Tekanan jual yang signifikan di pasar saham Indonesia pada pembukaan kembali bursa, yang mencapai penurunan hingga hampir 8 persen, mengindikasikan kepanikan investor dan memicu mekanisme trading halt atau pembekuan perdagangan sementara untuk meredam volatilitas.
Di sisi lain, nilai tukar rupiah menunjukkan ketahanan yang lebih baik. Sri Mulyani mengapresiasi langkah-langkah Bank Indonesia (BI) yang telah diantisipasi bahkan sebelum pembukaan pasar.
"Nilai tukar kita, Pak Gubernur Bank Indonesia sudah menyampaikan juga beberapa langkah bahkan sebelum pembukaan hari ini dan Alhamdulillah kita sekarang sudah bisa turun ke bawah 17.000," katanya.

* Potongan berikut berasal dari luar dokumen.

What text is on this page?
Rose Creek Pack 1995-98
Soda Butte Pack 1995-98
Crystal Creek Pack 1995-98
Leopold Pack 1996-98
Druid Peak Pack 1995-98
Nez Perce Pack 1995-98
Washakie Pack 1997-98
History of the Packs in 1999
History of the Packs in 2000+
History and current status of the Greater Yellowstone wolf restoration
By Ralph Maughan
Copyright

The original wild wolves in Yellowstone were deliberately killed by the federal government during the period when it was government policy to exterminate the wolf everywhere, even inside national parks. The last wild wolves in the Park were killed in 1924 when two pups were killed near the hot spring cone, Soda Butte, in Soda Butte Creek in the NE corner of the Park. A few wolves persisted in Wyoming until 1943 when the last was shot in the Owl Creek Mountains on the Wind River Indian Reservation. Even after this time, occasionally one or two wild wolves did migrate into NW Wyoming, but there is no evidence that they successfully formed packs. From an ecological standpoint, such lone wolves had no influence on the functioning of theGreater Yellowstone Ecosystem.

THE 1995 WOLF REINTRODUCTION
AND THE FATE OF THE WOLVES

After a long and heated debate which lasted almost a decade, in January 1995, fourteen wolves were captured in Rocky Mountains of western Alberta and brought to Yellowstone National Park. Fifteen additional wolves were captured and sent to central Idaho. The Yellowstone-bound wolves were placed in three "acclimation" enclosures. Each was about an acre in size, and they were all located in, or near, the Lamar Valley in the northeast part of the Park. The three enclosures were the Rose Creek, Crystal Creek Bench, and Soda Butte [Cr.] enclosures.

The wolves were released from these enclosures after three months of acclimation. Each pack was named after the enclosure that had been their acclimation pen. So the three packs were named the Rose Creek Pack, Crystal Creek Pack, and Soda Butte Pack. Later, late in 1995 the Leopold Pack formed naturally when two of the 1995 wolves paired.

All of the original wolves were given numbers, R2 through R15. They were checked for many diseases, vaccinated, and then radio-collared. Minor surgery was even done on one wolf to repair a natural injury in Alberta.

Menkeu menekankan bahwa pergerakan harga saham, nilai tukar, dan obligasi saat ini bertindak sebagai shock absorber terhadap guncangan eksternal. Meskipun respons pasar mungkin menimbulkan kekhawatiran, fondasi ekonomi yang tetap harus dijaga menjadi prioritas.
Sri Mulyani juga menyoroti tekanan tinggi di pasar keuangan global, tercermin dari pelemahan US Treasury dan indeks dolar, serta peningkatan indeks volatilitas (VIX). Meskipun kenaikannya belum separah saat awal pandemi COVID-19, alarm kewaspadaan mulai berbunyi.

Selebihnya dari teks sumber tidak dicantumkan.